Job offer

Site Reliability Engineer

The job posting describes a position as a Site Reliability Engineer at Man Group, in which the candidate is responsible for the reliability, stability, and performance of technology platforms. The role offers the opportunity to work on innovative projects and help shape the future of the platform, with a focus on machine learning tools and technologies.

The role

Join our high-performing Site Reliability Engineering (SRE) team and play a key role in ensuring the reliability, stability, and performance of our technology platforms using machine learning (ML) tools such as Prometheus, Grafana, New Relic, and more.

role responsibility

As an SRE, you will be responsible for service reliability and will deliver solutions that make a real impact.
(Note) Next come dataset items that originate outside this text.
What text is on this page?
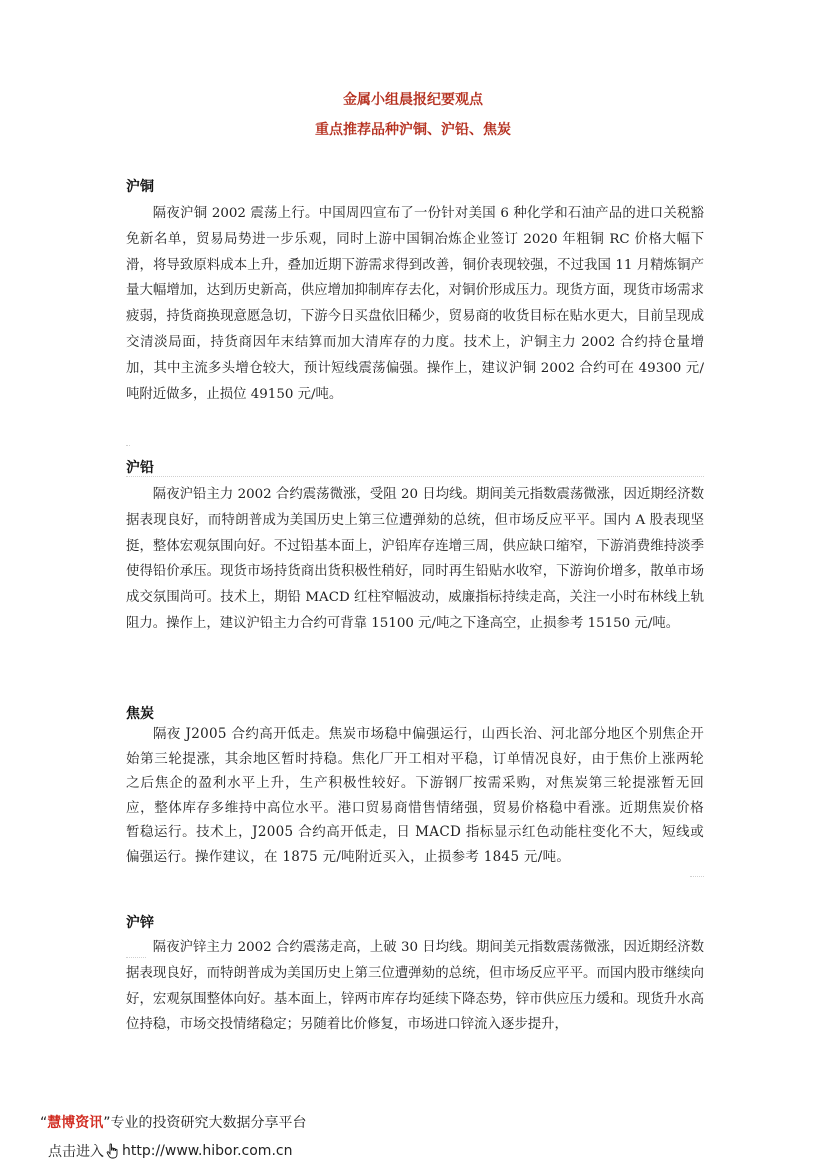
金属小组晨报纪要观点
重点推荐品种沪铜、沪铅、焦炭
沪铜
隔夜沪铜 2002 震荡上行。中国周四宣布了一份针对美国 6 种化学和石油产品的进口关税豁免新名单，贸易局势进一步乐观，同时上游中国铜冶炼企业签订 2020 年粗铜 RC 价格大幅下滑，将导致原料成本上升，叠加近期下游需求得到改善，铜价表现较强，不过我国 11 月精炼铜产量大幅增加，达到历史新高，供应增加抑制库存去化，对铜价形成压力。现货方面，现货市场需求疲弱，持货商换现意愿急切，下游今日买盘依旧稀少，贸易商的收货目标在贴水更大，目前呈现成交清淡局面，持货商因年末结算而加大清库存的力度。技术上，沪铜主力 2002 合约持仓量增加，其中主流多头增仓较大，预计短线震荡偏强。操作上，建议沪铜 2002 合约可在 49300 元/吨附近做多，止损位 49150 元/吨。
沪铅
隔夜沪铅主力 2002 合约震荡微涨，受阻 20 日均线。期间美元指数震荡微涨，因近期经济数据表现良好，而特朗普成为美国历史上第三位遭弹劾的总统，但市场反应平平。国内 A 股表现坚挺，整体宏观氛围向好。不过铅基本面上，沪铅库存连增三周，供应缺口缩窄，下游消费维持淡季使得铅价承压。现货市场持货商出货积极性稍好，同时再生铅贴水收窄，下游询价增多，散单市场成交氛围尚可。技术上，期铅 MACD 红柱窄幅波动，威廉指标持续走高，关注一小时布林线上轨阻力。操作上，建议沪铅主力合约可背靠 15100 元/吨之下逢高空，止损参考 15150 元/吨。
焦炭
隔夜 J2005 合约高开低走。焦炭市场稳中偏强运行，山西长治、河北部分地区个别焦企开始第三轮提涨，其余地区暂时持稳。焦化厂开工相对平稳，订单情况良好，由于焦价上涨两轮之后焦企的盈利水平上升，生产积极性较好。下游钢厂按需采购，对焦炭第三轮提涨暂无回应，整体库存多维持中高位水平。港口贸易商惜售情绪强，贸易价格稳中看涨。近期焦炭价格暂稳运行。技术上，J2005 合约高开低走，日 MACD 指标显示红色动能柱变化不大，短线或偏强运行。操作建议，在 1875 元/吨附近买入，止损参考 1845 元/吨。
沪锌
隔夜沪锌主力 2002 合约震荡走高，上破 30 日均线。期间美元指数震荡微涨，因近期经济数据表现良好，而特朗普成为美国历史上第三位遭弹劾的总统，但市场反应平平。而国内股市继续向好，宏观氛围整体向好。基本面上，锌两市库存均延续下降态势，锌市供应压力缓和。现货升水高位持稳，市场交投情绪稳定；另随着比价修复，市场进口锌流入逐步提升，
“慧博资讯”专业的投资研究大数据分享平台
点击进入 http://www.hibor.com.cn
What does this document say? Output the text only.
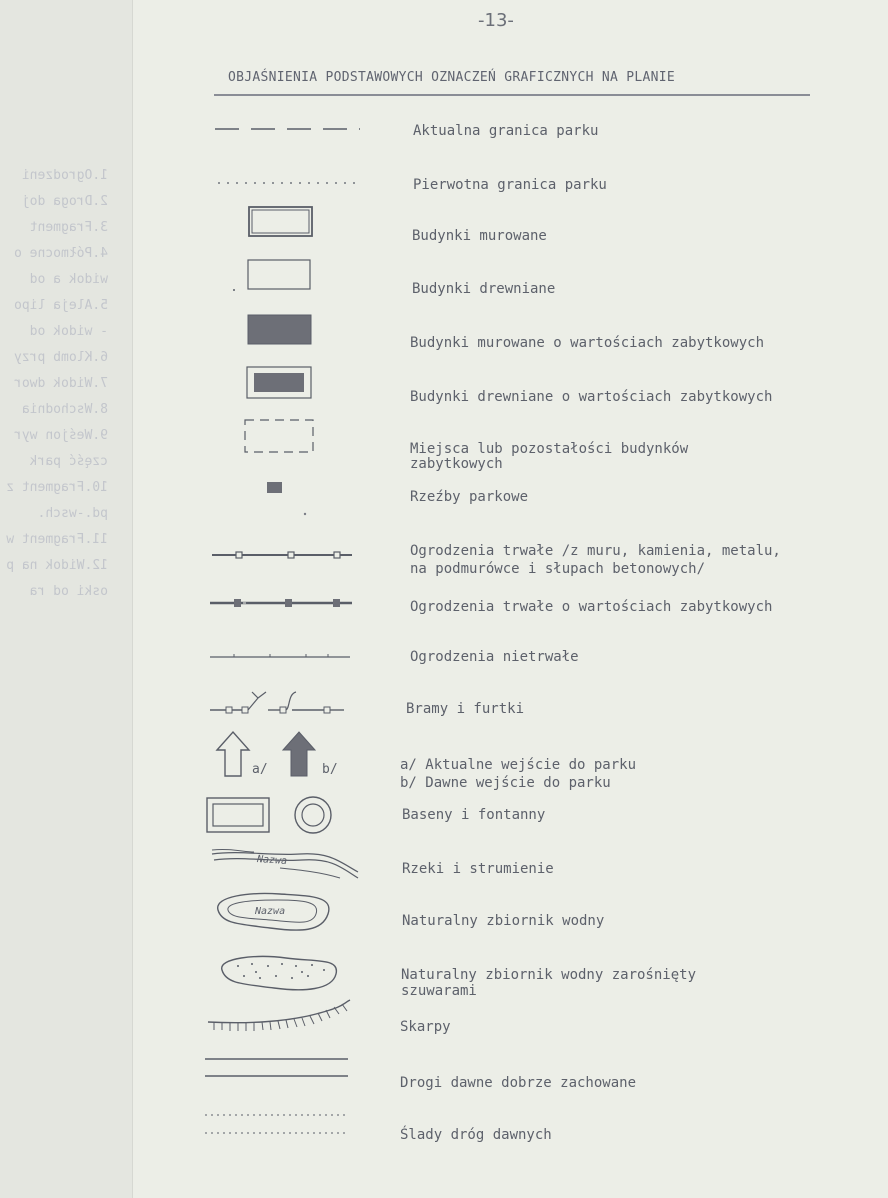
1.Ogrodzeni
2.Droga doj
3.Fragment
4.Półmocne o
widok a od
5.Aleja lipo
- widok od
6.Klomb przy
7.Widok dwor
8.Wschodnia
9.Weśjon wyr
część park
10.Fragment z
pd.-wsch.
11.Fragment w
12.Widok na p
oski od ra
-13-
OBJAŚNIENIA PODSTAWOWYCH OZNACZEŃ GRAFICZNYCH NA PLANIE
Aktualna granica parku
Pierwotna granica parku
Budynki murowane
Budynki drewniane
Budynki murowane o wartościach zabytkowych
Budynki drewniane o wartościach zabytkowych
Miejsca lub pozostałości budynków
zabytkowych
Rzeźby parkowe
Ogrodzenia trwałe /z muru, kamienia, metalu,
na podmurówce i słupach betonowych/
Ogrodzenia trwałe o wartościach zabytkowych
Ogrodzenia nietrwałe
Bramy i furtki
a/	b/	a/ Aktualne wejście do parku
b/ Dawne wejście do parku
Baseny i fontanny
Nazwa
Rzeki i strumienie
Nazwa
Naturalny zbiornik wodny
Naturalny zbiornik wodny zarośnięty
szuwarami
Skarpy
Drogi dawne dobrze zachowane
Ślady dróg dawnych
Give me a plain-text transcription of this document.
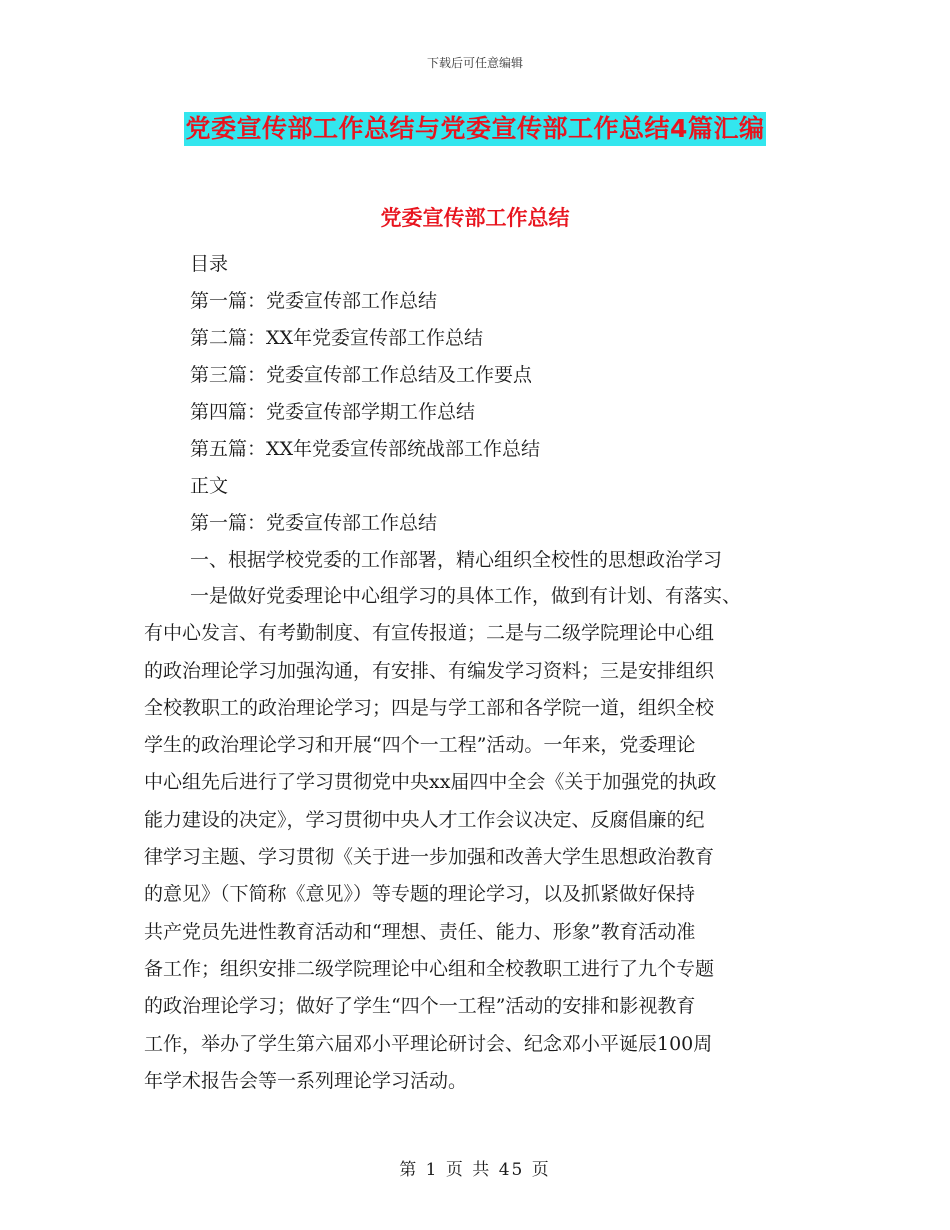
下载后可任意编辑
党委宣传部工作总结与党委宣传部工作总结4篇汇编
党委宣传部工作总结
目录
第一篇：党委宣传部工作总结
第二篇：XX年党委宣传部工作总结
第三篇：党委宣传部工作总结及工作要点
第四篇：党委宣传部学期工作总结
第五篇：XX年党委宣传部统战部工作总结
正文
第一篇：党委宣传部工作总结
一、根据学校党委的工作部署，精心组织全校性的思想政治学习
一是做好党委理论中心组学习的具体工作，做到有计划、有落实、
有中心发言、有考勤制度、有宣传报道；二是与二级学院理论中心组
的政治理论学习加强沟通，有安排、有编发学习资料；三是安排组织
全校教职工的政治理论学习；四是与学工部和各学院一道，组织全校
学生的政治理论学习和开展“四个一工程”活动。一年来，党委理论
中心组先后进行了学习贯彻党中央xx届四中全会《关于加强党的执政
能力建设的决定》，学习贯彻中央人才工作会议决定、反腐倡廉的纪
律学习主题、学习贯彻《关于进一步加强和改善大学生思想政治教育
的意见》（下简称《意见》）等专题的理论学习，以及抓紧做好保持
共产党员先进性教育活动和“理想、责任、能力、形象”教育活动准
备工作；组织安排二级学院理论中心组和全校教职工进行了九个专题
的政治理论学习；做好了学生“四个一工程”活动的安排和影视教育
工作，举办了学生第六届邓小平理论研讨会、纪念邓小平诞辰100周
年学术报告会等一系列理论学习活动。
第 1 页 共 45 页
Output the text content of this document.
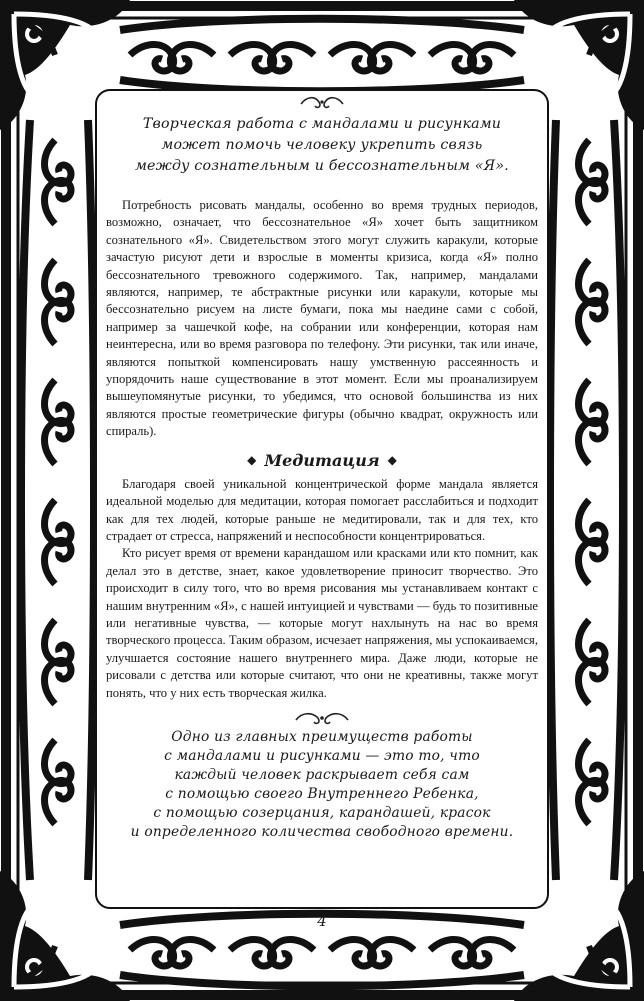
Творческая работа с мандалами и рисунками
может помочь человеку укрепить связь
между сознательным и бессознательным «Я».

Потребность рисовать мандалы, особенно во время трудных периодов, возможно, означает, что бессознательное «Я» хочет быть защитником сознательного «Я». Свидетельством этого могут служить каракули, которые зачастую рисуют дети и взрослые в моменты кризиса, когда «Я» полно бессознательного тревожного содержимого. Так, например, мандалами являются, например, те абстрактные рисунки или каракули, которые мы бессознательно рисуем на листе бумаги, пока мы наедине сами с собой, например за чашечкой кофе, на собрании или конференции, которая нам неинтересна, или во время разговора по телефону. Эти рисунки, так или иначе, являются попыткой компенсировать нашу умственную рассеянность и упорядочить наше существование в этот момент. Если мы проанализируем вышеупомянутые рисунки, то убедимся, что основой большинства из них являются простые геометрические фигуры (обычно квадрат, окружность или спираль).

◆ Медитация ◆

Благодаря своей уникальной концентрической форме мандала является идеальной моделью для медитации, которая помогает расслабиться и подходит как для тех людей, которые раньше не медитировали, так и для тех, кто страдает от стресса, напряжений и неспособности концентрироваться.

Кто рисует время от времени карандашом или красками или кто помнит, как делал это в детстве, знает, какое удовлетворение приносит творчество. Это происходит в силу того, что во время рисования мы устанавливаем контакт с нашим внутренним «Я», с нашей интуицией и чувствами — будь то позитивные или негативные чувства, — которые могут нахлынуть на нас во время творческого процесса. Таким образом, исчезает напряжения, мы успокаиваемся, улучшается состояние нашего внутреннего мира. Даже люди, которые не рисовали с детства или которые считают, что они не креативны, также могут понять, что у них есть творческая жилка.

Одно из главных преимуществ работы
с мандалами и рисунками — это то, что
каждый человек раскрывает себя сам
с помощью своего Внутреннего Ребенка,
с помощью созерцания, карандашей, красок
и определенного количества свободного времени.
4
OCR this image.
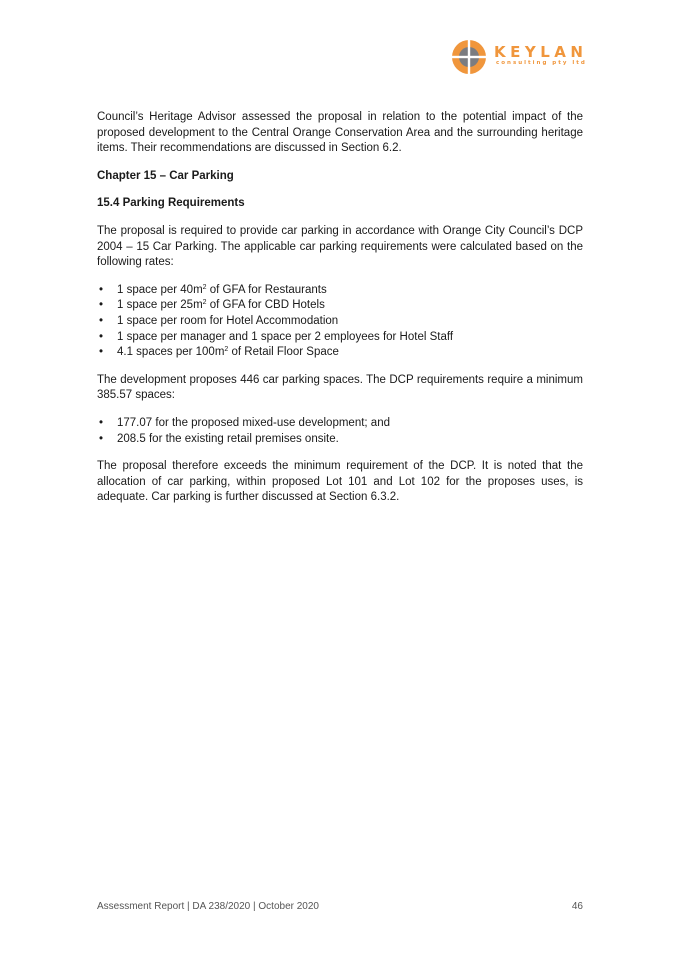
KEYLAN
consulting pty ltd

Council’s Heritage Advisor assessed the proposal in relation to the potential impact of the proposed development to the Central Orange Conservation Area and the surrounding heritage items. Their recommendations are discussed in Section 6.2.

Chapter 15 – Car Parking
15.4 Parking Requirements

The proposal is required to provide car parking in accordance with Orange City Council’s DCP 2004 – 15 Car Parking. The applicable car parking requirements were calculated based on the following rates:

• 1 space per $40m^2$ of GFA for Restaurants
• 1 space per $25m^2$ of GFA for CBD Hotels
• 1 space per room for Hotel Accommodation
• 1 space per manager and 1 space per 2 employees for Hotel Staff
• 4.1 spaces per $100m^2$ of Retail Floor Space

The development proposes 446 car parking spaces. The DCP requirements require a minimum 385.57 spaces:

• 177.07 for the proposed mixed-use development; and
• 208.5 for the existing retail premises onsite.

The proposal therefore exceeds the minimum requirement of the DCP. It is noted that the allocation of car parking, within proposed Lot 101 and Lot 102 for the proposes uses, is adequate. Car parking is further discussed at Section 6.3.2.

Assessment Report | DA 238/2020 | October 2020	46
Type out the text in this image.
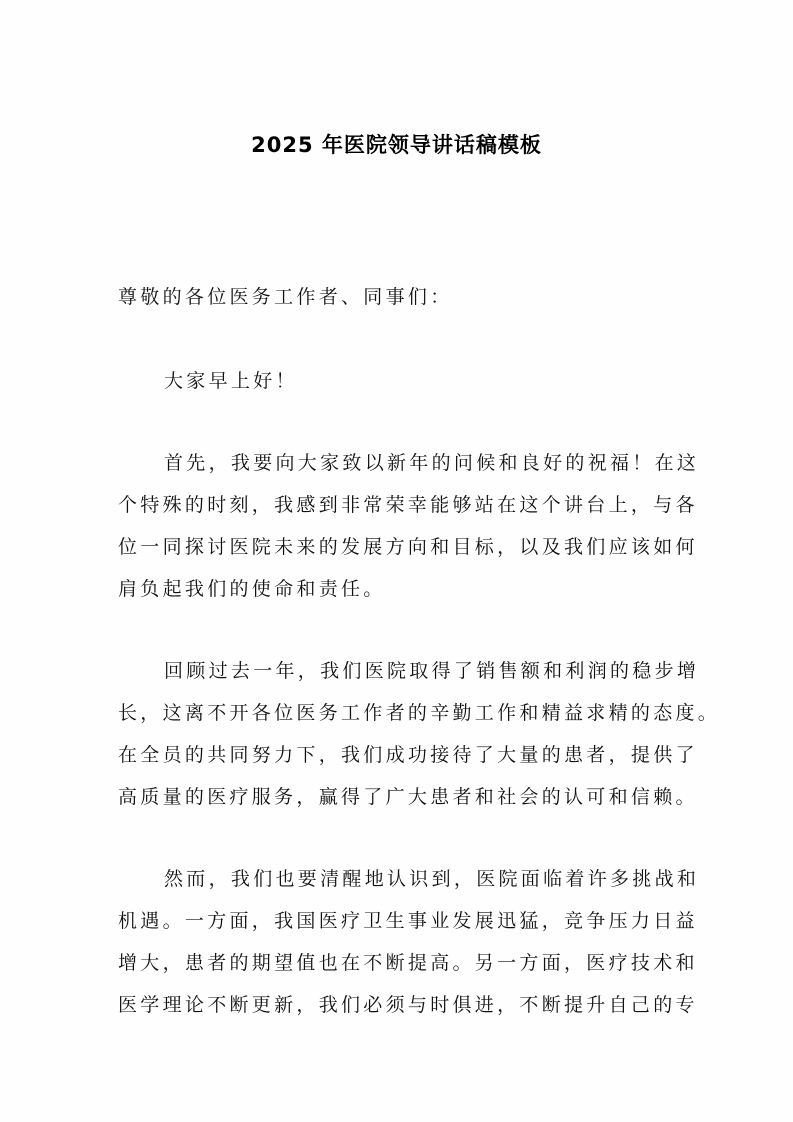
2025 年医院领导讲话稿模板
尊敬的各位医务工作者、同事们：
大家早上好！
首先，我要向大家致以新年的问候和良好的祝福！在这
个特殊的时刻，我感到非常荣幸能够站在这个讲台上，与各
位一同探讨医院未来的发展方向和目标，以及我们应该如何
肩负起我们的使命和责任。
回顾过去一年，我们医院取得了销售额和利润的稳步增
长，这离不开各位医务工作者的辛勤工作和精益求精的态度。
在全员的共同努力下，我们成功接待了大量的患者，提供了
高质量的医疗服务，赢得了广大患者和社会的认可和信赖。
然而，我们也要清醒地认识到，医院面临着许多挑战和
机遇。一方面，我国医疗卫生事业发展迅猛，竞争压力日益
增大，患者的期望值也在不断提高。另一方面，医疗技术和
医学理论不断更新，我们必须与时俱进，不断提升自己的专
Your initial focus will include:
  • Using AI to speed up incident diagnosis and resolution
  • Improving observability, capacity planning, and automation
Her daily work revolves around the infrastructure stack, operations, and continuous improvement.

Responsibilities

- Ensure the reliability and performance of critical systems across the global infrastructure through proactive monitoring and rapid incident response. - Design and implement observability solutions using tools such as Prometheus, Datadog, ELK, and Loki to provide monitoring and alerting capabilities. - Collaborate with multiple teams to improve system design, deployment practices, and operational excellence. - Troubleshoot issues with confidence, manage on-call rotations, large-scale CPU/GPU deployments, and high-performance distributed systems. - Contribute to capacity planning and performance optimization to ensure systems meet business requirements. - Manage multiple ELK clusters hosting hundreds of terabytes of log data, telemetry, and APM data.

Key competencies

Required:
  • Strong understanding of SRE principles, including SLIs, SLOs, fault budgets, and reliability testing practices
  • Extensive experience and in-depth understanding of tools such as Prometheus, Grafana, the ELK Stack, or similar
  • Proficiency in automation tools (Ansible, Terraform) and scripting/programming languages (Python, Go, Perl/C)
  • Strong understanding of troubleshooting and debugging across distributed systems, with the ability to diagnose complex production issues under pressure
  • Experience with containerization, on-call rotations, and post-incident reviews
  • Familiarity with Kubernetes and container orchestration solutions
  • A proactive mindset and the ability to take ownership of reliability initiatives

Advantages

- Modern office space on the OPD campus with easy access to public transportation and amenities - A hybrid work model - Flexible compensation package - 25 days of paid vacation - Premium retirement plan - Company-sponsored program - Mental health support for long-term service and volunteer work - Additional sick leave - Multifunctional card - Opportunities for professional development, including internal tech talks - A culture of personal responsibility and engagement with the business community

Job details

© 2025 House of Skills by skillaware. All rights reserved.
Our website uses cookies to make navigation easier for you and to analyze the use of the site. You can find more information in our privacy policy.